Malgré tous ses beaux discours sur la famille, le gouvernement Couillard a négligé une donnée essentielle : la plupart sont issues de conjoints de fait, qui n'ont pas droit aux mêmes protections financières que les couples mariés. Une source d'iniquité et de mauvaises surprises dont le prochain gouvernement devra s'occuper rapidement.

Plus de cinq ans après qu'une majorité de juges de la Cour suprême eurent indiqué que notre Code civil est discriminatoire envers les conjoints de fait, et près de trois ans après que le comité d'experts mandaté par Québec eut recommandé une réforme en profondeur, le dossier n'a pas avancé d'un centimètre.

De l'affaire Éric et Lola, Québec a retenu ce qui faisait son affaire : les dispositions du Code civil sur les pensions alimentaires et le patrimoine familial sont acceptables en vertu de la Charte des droits et libertés.

Fin de la discussion ? Au contraire.

Oui, la Cour suprême a reconnu que l'objectif de « promotion du libre choix et de l'autonomie » était suffisamment important pour justifier une atteinte au droit à l'égalité des conjoints de fait - mais non sans souligner, justement, cette atteinte à leur droit.

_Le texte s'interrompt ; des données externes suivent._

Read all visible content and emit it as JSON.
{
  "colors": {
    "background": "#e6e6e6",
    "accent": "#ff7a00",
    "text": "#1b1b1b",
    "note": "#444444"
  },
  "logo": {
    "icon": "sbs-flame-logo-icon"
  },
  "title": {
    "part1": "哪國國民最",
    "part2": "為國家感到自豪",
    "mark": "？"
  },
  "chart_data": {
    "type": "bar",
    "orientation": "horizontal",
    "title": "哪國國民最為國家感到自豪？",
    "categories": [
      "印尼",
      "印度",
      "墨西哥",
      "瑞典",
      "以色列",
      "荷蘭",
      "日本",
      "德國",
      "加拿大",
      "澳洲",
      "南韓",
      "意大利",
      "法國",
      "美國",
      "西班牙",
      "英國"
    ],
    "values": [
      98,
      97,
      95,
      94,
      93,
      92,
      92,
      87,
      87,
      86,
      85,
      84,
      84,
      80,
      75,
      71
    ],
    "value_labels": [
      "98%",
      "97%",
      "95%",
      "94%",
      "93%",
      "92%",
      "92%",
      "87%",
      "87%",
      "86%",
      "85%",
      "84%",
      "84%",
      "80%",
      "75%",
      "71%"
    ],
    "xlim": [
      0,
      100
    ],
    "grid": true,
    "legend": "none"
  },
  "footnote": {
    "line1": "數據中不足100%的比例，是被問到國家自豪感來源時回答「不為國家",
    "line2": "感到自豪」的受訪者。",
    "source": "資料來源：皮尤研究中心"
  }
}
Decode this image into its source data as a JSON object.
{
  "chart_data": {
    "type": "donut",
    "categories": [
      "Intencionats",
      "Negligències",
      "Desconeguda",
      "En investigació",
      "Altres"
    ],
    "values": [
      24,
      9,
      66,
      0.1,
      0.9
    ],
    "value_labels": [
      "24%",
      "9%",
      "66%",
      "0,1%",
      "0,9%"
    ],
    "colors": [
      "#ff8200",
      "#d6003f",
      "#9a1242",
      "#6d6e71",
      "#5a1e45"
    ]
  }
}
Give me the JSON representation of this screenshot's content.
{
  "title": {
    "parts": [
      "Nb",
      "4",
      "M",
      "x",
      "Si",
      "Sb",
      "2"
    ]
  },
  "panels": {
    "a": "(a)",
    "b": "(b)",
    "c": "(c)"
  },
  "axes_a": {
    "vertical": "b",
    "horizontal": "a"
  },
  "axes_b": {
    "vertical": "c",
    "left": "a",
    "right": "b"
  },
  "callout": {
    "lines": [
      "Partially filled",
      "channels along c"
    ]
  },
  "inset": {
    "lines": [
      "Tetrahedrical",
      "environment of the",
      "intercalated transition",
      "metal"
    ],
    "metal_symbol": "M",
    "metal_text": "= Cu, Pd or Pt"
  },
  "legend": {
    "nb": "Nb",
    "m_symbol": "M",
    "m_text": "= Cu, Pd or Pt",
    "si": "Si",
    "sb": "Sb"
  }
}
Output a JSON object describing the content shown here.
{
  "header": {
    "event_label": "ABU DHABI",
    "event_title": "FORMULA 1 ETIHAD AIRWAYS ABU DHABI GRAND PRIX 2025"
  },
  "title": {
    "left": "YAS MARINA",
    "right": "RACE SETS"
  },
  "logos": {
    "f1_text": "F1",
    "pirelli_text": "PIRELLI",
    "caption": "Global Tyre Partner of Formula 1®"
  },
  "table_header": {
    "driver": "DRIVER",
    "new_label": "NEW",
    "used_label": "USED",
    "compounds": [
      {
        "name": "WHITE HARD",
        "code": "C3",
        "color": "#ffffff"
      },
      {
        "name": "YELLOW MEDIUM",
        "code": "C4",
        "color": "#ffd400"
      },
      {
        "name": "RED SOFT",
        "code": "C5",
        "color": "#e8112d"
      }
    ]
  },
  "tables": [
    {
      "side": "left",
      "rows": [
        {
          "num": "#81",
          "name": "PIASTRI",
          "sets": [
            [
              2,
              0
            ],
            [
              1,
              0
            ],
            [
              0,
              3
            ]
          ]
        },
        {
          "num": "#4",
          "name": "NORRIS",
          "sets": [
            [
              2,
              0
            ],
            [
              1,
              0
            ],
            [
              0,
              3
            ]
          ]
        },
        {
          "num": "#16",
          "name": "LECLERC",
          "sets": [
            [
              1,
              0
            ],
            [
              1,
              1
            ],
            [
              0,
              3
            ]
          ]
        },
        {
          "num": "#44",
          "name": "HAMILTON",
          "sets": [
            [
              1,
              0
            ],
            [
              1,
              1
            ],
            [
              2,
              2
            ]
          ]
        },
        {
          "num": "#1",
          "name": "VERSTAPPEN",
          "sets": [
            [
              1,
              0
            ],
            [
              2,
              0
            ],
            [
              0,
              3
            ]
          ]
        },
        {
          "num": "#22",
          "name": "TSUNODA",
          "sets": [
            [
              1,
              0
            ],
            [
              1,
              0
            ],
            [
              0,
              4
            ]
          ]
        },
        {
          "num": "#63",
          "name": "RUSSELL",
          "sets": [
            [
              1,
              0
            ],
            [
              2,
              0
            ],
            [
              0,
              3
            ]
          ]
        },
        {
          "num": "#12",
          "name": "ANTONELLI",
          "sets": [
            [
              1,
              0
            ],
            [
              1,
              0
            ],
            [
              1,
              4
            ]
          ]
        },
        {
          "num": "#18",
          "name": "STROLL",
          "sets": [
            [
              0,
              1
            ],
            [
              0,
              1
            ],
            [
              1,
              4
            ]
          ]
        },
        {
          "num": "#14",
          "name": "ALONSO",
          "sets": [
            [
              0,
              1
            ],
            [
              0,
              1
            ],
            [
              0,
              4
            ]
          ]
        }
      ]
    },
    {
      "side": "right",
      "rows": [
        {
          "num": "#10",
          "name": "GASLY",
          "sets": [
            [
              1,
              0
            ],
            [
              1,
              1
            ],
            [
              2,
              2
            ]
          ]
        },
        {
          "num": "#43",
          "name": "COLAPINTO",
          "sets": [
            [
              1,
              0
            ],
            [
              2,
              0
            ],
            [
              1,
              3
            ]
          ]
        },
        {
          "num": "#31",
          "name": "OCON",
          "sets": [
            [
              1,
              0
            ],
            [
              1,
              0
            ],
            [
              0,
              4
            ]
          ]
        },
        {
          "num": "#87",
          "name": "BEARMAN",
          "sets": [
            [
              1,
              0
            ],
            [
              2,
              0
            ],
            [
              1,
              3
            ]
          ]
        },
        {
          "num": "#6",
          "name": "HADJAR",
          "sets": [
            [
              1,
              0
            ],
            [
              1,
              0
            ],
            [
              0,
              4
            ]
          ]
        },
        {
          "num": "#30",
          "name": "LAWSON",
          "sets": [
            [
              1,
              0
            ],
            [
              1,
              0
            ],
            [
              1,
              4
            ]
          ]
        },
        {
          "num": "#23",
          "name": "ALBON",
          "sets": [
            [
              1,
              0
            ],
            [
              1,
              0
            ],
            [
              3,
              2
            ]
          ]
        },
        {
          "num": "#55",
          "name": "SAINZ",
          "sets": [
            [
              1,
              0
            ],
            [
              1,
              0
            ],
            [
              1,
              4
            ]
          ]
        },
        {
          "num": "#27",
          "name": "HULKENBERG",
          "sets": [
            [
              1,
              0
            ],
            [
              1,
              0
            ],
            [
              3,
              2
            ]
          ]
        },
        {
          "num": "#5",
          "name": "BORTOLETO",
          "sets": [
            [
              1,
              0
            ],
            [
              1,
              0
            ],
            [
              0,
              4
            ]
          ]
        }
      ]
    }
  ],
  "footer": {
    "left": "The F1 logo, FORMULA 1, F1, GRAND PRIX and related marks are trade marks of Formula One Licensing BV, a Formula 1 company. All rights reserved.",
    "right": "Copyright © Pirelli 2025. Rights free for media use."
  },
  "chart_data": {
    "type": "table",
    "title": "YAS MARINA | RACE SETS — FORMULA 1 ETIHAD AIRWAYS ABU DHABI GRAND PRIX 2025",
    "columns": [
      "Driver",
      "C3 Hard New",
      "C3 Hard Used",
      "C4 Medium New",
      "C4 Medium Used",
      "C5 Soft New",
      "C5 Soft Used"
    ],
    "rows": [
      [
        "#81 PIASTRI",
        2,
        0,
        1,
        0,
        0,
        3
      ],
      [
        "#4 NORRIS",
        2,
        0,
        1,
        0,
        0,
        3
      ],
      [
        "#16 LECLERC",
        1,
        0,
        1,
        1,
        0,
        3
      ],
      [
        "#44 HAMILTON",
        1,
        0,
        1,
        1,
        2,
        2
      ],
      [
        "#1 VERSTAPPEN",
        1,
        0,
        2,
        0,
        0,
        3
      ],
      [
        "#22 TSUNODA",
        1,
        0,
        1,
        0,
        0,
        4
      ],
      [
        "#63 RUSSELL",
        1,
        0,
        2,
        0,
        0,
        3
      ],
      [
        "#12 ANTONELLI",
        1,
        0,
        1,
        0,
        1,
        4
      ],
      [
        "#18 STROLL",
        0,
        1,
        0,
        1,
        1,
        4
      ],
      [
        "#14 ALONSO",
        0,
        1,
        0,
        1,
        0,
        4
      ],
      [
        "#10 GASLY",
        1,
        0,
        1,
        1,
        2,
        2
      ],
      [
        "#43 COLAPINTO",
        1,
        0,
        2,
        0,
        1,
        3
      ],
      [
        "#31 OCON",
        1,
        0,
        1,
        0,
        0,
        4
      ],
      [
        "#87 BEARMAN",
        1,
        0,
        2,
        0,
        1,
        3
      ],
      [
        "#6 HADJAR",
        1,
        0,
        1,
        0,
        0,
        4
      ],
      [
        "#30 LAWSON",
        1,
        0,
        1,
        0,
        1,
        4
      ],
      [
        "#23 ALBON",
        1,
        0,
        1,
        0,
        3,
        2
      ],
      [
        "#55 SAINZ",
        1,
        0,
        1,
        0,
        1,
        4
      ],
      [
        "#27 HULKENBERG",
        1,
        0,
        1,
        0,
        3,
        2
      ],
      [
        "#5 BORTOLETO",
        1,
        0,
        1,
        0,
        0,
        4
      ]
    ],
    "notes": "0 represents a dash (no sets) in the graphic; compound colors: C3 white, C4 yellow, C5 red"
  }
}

« Même si, au Québec, l'opprobre législatif à l'endroit des conjoints de fait a disparu, la loi actuelle continue de les exclure des régimes protecteurs offerts par le droit de la famille. En outre, la loi tient pour acquis que les conjoints de fait choisissent de renoncer aux mesures protectrices. »

- La juge en chef Beverley McLachlin

Quatre autres de ses collègues ont eux aussi trouvé des aspects du Code discriminatoires. On ne pouvait pas en rester là. C'est pour cette raison que le ministre de la Justice Bertrand St-Arnaud a créé un Comité consultatif sur le droit de la famille, piloté par le professeur Alain Roy, de la faculté de droit de l'Université de Montréal.

Ce comité de 10 experts, épaulé de quelques avocats de l'État, a rendu son rapport deux ans plus tard. Un travail à la fois méticuleux et ambitieux, qui jette les bases d'une véritable refonte du droit familial. La ministre de la Justice, Stéphanie Vallée, lui a réservé un accueil positif, à juste titre.

C'était en juin 2015. Depuis, plus rien.

L'heure n'est plus aux bulletins de notes : la députée Vallée ne se représente pas, donc quel que soit le gouvernement qui prendra le pouvoir en octobre prochain, la justice aura un autre ministre. Il devra mettre ce dossier sur le dessus de sa pile, car il est plus pertinent que jamais.

Outre les mauvaises surprises financières au moment des séparations ou des décès sans testament, de nouveaux cas de figure interpellent les tribunaux. On attend le jugement de la Cour d'appel sur le cas d'un homme qui, à titre de croyant devant se marier religieusement, trouve injuste d'être automatiquement soumis au patrimoine familial dont les conjoints de fait, eux, peuvent s'exclure. (Et c'est sans parler des enfants nés d'une mère porteuse, pour lesquels notre Code civil a aussi grand besoin d'être mis à jour.)

Encadrer la fin du couple est au moins aussi délicat qu'encadrer la fin de vie.

Pour moderniser son droit de la famille, le Québec doit s'inspirer de la démarche qui a fait de lui un pionnier en matière de soins de fin de vie.

Il faut lancer une vaste consultation publique pour faire émerger les consensus.

Le prochain ministre de la Justice trouvera de quoi se monter un solide document de consultation dans les 600 pages du rapport Roy. Ces recommandations ne seront sans doute pas toutes retenues, mais le constat de base est incontournable. Ce n'est plus le mariage, mais l'arrivée des enfants qui entraîne le plus souvent une relation d'interdépendance entre conjoints. À la dernière réforme du droit de la famille, en 1980, moins de 15 % des enfants naissaient hors mariage. Aujourd'hui, ils sont plus de 60 %. Le droit québécois, qui impose les mêmes obligations à tous les couples mariés, et la même absence de protection à tous les conjoints de fait, peu importe qu'ils aient ou non des enfants, a des décennies de retard sur la réalité. Il est temps d'y voir.